What is the minimum detectable photocurrent under optimal conditions?
The system achieves a lower limit of detection (LOD) of 1 pA (RMS, 1 Hz bandwidth) when operating in the 1 × 10⁻⁹ A sensitivity range with active guarding and low-noise cabling.
Can the RPEC-A perform time-resolved measurements with microsecond resolution?
No—the electrochemical module’s analog front-end bandwidth is 100 kHz, supporting transient measurements down to ~10 µs resolution; sub-microsecond kinetics require external fast digitizers interfaced via TTL synchronization outputs.
Is the xenon lamp output calibrated traceable to NIST standards?
The lamp spectral irradiance is factory-calibrated using a NIST-traceable silicon photodiode and deuterium/halogen reference sources; full calibration certificates are provided with each instrument shipment.

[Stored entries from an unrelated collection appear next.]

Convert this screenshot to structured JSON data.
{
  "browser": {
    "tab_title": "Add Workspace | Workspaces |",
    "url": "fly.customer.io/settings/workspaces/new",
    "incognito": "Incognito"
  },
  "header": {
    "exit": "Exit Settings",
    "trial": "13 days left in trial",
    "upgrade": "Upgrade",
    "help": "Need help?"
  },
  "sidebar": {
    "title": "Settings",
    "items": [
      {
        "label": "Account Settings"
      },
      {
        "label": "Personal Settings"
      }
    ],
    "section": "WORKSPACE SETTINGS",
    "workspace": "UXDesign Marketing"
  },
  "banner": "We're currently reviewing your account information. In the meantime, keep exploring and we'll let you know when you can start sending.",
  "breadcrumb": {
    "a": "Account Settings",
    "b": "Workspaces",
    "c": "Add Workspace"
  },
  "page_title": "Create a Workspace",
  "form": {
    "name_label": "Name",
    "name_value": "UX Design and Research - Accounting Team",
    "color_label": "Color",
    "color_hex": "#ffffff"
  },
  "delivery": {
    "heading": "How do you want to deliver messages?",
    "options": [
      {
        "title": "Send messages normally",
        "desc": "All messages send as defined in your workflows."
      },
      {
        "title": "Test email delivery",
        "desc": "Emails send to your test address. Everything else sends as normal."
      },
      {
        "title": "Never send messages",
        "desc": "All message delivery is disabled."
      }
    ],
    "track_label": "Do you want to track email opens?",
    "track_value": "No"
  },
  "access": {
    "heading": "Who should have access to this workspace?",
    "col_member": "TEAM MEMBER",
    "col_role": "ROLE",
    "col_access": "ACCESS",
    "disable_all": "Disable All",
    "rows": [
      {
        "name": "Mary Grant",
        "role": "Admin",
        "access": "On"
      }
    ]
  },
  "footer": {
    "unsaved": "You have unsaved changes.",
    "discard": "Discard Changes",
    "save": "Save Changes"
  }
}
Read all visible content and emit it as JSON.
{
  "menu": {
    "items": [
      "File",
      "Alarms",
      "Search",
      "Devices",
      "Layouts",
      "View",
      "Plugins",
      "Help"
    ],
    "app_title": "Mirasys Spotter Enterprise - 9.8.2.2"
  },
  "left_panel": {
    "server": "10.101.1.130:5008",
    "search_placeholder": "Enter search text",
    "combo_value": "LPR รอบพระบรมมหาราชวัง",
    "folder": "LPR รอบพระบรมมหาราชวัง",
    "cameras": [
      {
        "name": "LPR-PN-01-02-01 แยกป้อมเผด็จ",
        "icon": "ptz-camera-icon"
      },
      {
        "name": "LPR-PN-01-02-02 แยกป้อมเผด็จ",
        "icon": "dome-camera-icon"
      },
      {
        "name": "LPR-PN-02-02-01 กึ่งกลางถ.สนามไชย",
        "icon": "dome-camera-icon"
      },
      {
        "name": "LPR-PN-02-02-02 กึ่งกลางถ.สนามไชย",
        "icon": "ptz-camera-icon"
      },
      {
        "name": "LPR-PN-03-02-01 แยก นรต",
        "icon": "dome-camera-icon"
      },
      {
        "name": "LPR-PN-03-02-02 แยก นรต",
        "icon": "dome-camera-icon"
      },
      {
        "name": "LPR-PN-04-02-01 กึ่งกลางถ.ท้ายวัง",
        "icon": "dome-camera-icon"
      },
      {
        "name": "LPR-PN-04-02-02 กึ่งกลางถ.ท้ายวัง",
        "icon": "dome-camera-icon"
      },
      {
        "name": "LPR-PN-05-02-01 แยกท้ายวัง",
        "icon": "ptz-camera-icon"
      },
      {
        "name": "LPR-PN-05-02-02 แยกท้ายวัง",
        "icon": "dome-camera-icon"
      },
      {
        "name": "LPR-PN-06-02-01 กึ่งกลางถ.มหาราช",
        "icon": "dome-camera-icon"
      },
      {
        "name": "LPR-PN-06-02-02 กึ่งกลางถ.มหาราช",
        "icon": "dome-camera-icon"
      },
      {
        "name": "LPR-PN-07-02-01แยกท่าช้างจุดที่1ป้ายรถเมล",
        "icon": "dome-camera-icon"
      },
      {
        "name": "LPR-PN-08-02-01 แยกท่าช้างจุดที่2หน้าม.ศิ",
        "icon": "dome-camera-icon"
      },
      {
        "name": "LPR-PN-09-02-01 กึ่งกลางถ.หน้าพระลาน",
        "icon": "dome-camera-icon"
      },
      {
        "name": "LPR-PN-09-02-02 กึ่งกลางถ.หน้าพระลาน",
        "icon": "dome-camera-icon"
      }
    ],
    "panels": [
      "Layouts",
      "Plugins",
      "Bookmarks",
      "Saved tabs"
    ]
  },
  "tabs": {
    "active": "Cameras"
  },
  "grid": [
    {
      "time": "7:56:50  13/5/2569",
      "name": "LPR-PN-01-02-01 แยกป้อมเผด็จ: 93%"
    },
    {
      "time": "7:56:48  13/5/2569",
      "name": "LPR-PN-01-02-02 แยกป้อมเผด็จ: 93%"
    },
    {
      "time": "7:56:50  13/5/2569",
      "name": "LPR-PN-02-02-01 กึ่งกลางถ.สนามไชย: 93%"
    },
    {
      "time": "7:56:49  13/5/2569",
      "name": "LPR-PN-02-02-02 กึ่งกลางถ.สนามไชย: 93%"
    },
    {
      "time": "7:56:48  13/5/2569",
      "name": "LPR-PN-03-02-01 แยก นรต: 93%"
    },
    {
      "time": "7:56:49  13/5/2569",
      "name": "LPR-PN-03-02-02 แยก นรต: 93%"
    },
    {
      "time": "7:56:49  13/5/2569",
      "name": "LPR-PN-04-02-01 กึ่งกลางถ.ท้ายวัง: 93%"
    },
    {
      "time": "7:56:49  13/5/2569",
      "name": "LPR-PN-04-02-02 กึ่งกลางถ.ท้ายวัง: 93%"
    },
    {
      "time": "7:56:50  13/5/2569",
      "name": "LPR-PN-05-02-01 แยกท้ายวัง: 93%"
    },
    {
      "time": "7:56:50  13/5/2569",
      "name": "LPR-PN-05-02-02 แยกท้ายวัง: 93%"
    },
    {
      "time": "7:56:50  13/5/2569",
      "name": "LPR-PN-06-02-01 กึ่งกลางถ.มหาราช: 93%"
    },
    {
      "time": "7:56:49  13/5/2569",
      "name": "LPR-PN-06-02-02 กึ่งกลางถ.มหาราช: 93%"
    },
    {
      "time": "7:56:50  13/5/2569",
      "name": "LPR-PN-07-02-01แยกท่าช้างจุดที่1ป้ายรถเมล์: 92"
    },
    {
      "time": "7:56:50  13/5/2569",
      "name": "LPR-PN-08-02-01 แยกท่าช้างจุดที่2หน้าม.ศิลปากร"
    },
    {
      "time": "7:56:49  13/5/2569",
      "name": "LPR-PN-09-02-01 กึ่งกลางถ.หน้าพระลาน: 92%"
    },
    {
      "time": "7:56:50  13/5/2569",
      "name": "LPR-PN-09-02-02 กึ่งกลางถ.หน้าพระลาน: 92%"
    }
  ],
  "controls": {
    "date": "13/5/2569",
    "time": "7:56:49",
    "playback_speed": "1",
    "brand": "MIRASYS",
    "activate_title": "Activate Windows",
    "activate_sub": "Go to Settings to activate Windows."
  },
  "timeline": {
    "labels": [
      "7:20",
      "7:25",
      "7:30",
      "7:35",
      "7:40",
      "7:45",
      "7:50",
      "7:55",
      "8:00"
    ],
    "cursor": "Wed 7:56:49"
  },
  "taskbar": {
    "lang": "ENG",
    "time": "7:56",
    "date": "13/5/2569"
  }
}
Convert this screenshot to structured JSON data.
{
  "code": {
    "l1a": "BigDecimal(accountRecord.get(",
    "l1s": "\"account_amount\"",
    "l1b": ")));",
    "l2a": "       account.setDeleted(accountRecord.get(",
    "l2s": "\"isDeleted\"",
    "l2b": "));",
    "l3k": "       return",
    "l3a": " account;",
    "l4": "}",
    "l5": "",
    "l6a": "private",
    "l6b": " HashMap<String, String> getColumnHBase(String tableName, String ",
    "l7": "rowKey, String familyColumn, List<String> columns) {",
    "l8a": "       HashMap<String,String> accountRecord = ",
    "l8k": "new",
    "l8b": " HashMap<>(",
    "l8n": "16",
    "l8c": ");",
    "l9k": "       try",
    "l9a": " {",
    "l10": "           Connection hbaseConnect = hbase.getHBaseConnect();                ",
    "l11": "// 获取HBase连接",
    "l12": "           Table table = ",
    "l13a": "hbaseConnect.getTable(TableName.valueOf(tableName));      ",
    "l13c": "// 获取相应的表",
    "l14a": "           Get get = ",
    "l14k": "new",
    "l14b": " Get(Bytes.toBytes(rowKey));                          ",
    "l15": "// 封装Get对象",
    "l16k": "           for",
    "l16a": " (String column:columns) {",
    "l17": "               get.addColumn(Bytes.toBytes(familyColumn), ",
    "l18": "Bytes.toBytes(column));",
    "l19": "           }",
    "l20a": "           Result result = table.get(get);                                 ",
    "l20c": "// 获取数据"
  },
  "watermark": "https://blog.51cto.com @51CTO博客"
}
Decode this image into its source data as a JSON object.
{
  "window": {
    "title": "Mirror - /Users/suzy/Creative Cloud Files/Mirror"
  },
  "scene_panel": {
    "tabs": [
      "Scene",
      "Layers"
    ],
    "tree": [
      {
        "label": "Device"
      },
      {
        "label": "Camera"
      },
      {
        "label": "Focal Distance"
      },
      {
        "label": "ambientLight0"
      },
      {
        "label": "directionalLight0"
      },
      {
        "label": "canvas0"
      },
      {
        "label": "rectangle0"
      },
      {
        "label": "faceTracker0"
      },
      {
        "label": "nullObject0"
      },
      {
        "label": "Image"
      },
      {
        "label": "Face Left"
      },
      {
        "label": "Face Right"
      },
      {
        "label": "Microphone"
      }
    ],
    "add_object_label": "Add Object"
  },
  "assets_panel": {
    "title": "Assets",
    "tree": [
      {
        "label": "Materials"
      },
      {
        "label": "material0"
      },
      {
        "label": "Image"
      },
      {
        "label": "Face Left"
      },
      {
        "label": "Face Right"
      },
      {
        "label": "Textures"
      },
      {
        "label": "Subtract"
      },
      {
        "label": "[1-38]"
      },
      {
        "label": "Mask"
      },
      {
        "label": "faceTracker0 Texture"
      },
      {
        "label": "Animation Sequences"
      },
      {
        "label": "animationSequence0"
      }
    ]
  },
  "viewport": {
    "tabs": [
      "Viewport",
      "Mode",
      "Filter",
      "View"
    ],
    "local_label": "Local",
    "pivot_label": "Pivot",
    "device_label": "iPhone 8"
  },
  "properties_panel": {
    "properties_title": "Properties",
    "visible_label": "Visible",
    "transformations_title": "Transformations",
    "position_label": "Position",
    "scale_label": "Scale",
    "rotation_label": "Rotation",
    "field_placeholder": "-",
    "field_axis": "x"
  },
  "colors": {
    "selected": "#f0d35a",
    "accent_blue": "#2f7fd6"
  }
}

Does the software support custom waveform generation for advanced photoelectrochemical protocols?
Yes—users may define arbitrary potential waveforms (including staircase, ramp-hold, and multi-step sequences) synchronized with programmable shutter or LED trigger events for hybrid photoelectrochemical–optical experiments.
What maintenance is required for long-term operational stability?
Recommended maintenance includes quarterly alignment verification of the optical path, annual recalibration of the monochromator encoder and potentiostat gain/offset, and replacement of the xenon lamp after 1000 hours of cumulative operation (lamp life is monitored via integrated hour-meter and intensity feedback).